Dr. Val Farmer
Rural Mental Health & Family Relationships

Farm Debt Brings Marriage Problems

April 2, 2001

These are the best and worst of times in rural North America. Best for some and worst for most. The marriages of many farm families are strained. Farms are under terrible economic pressure.

"When debt comes in the door, love goes out the window." To understand this can happen, let's visit the farm of True Landlover and his wife Nota.

True and Nota Landlover were well matched at the start. They both had farming backgrounds. They were both comfortable and satisfied with their rural lifestyle. True and Nota farmed in partnership with his father, True Blue Landlover, until his father passed away a few years back. The farm is in its fourth generation of Landlovers.

True enjoyed being his own boss. He enjoyed nature. To him, the soil was alive.

The soil responded to his nurturing hand and, in turn, yielded its bounty. Best of all, they were raising another generation of children on the farm. This was a great way to live - except for the prices they received. Up until lately, the good years more than made up for the bad ones.

Coming off a bad year, True kept his "farmer" optimism alive. "This year will be different. This is the year we get caught up. Prices will get better. They have to."

The trouble was they didn't - and they didn't. The farm was now sinking in debt. Nota had taken a job in town and her income was covering the family living expenses and cushioning the farm. She looked at the farm with more objective eyes. It was draining their resources. She also heard many of the neighboring women complaining of the same thing. Her faith in farming was gone.

Nota grew resentful. She tried to talk to True about getting out of farming.
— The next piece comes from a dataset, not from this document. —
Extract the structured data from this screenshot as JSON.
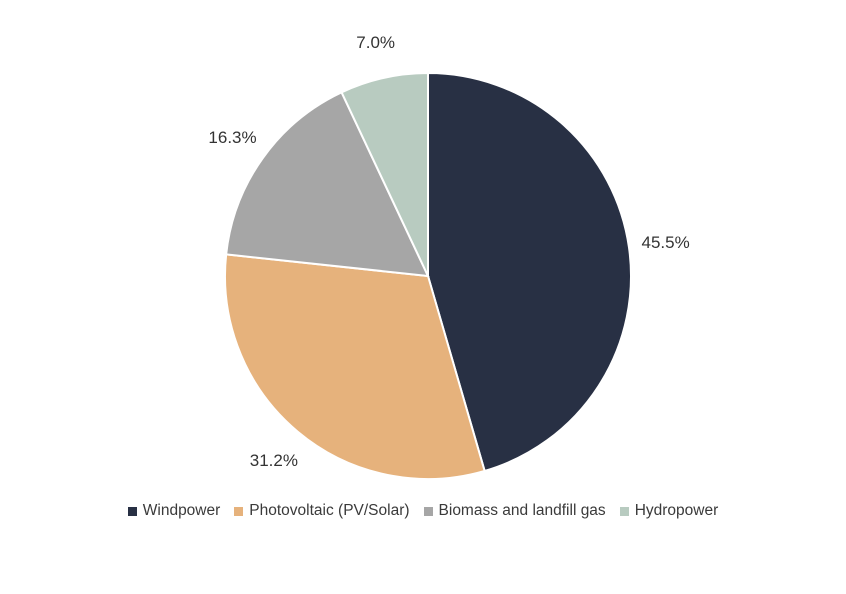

She might as well have been talking to herself. He had faith. She didn't. She did not respect his blind optimism that was driven by emotion.

They quarreled. They argued. They fought. They grew apart. When they stopped sharing their dreams, a lot of life went out of their marriage. Then there was something else to argue about - her job.

Nota enjoyed her job. She poured her energies into her job. She enjoyed the friendships, the challenge and the excitement of it. She grew in confidence and self-esteem. She found herself meeting and mixing with the public well. It was very stimulating.

It was also a relief to be away from the farm. True was mired down with anxieties and worries. The farm was all he wanted to talk about. He was depressed and depressing. In his gut, he was starting to lose confidence in himself, but chose not to share that with his wife.

True made matters worse by criticizing Nota's job and her lack of involvement on the farm. He grew jealous of her time and attention and resented doing her farm and home responsibilities because she was gone.

His negative comments were met with a chilly reminder that he and the farm were dependent on her income. It was a standoff that simmered and brewed until True exploded one day. Nota was scared by her reaction. She didn't care how he felt. The feelings that were supposed to be there weren't.

Now what? He wasn't an ogre, an alcoholic, a wife-beater, or a skirt chaser, but honest and faithful - a good man being overwhelmed by forces beyond his control. Was it fair of her to force him off the farm to keep their marriage together? His place was on the farm. Hers wasn't. She tried being optimistic about farming but couldn’t do it. She saw what was happening.

She felt trapped. The farm crisis had brought out how different they really were in the things they wanted from life. They were pulling in different directions. To her, the family came first, not the farm.

Was Nota lacking in commitment or was True being too inflexible? Was she withdrawing her support and willingness to fight just when he needed her the most? Or was he so single-mindedly attached to farming that he was blind to reality? Wasn't it her duty to be honest with herself and her husband and to give feedback about their situation?

But was she right? Maybe the Landlovers were still in farming for a reason - their tenacity to keep on plowing.

Who would understand that something like a farm could actually drive this couple apart? There didn't seem to be many other explanations for their trouble. Their differences about the worth of farming became apparent when debt came in the door.

Friendly advice. True consulted a wise relative and was given the following advice: "When your wife goes to work, be interested in her job. Support her growth. Share in your conversations what she is doing and share her world. Be enthusiastic and pleased with the excitement that it brings into her life. Don't fight her on it. You'll lose.

"Grow yourself. Be flexible and adaptable to change. Don't bury yourself in your crops and livestock. It is true that you were born a Landlover but you can do other things. Have faith in yourself and do not be afraid of the unknown. Don’t sell yourself short.

"Manage your stress. Lighten up. Talk about your true feelings. Listen to your wife. Try to understand and care about her feelings. Put her and the family first and you’ll come out on top, no matter what happens."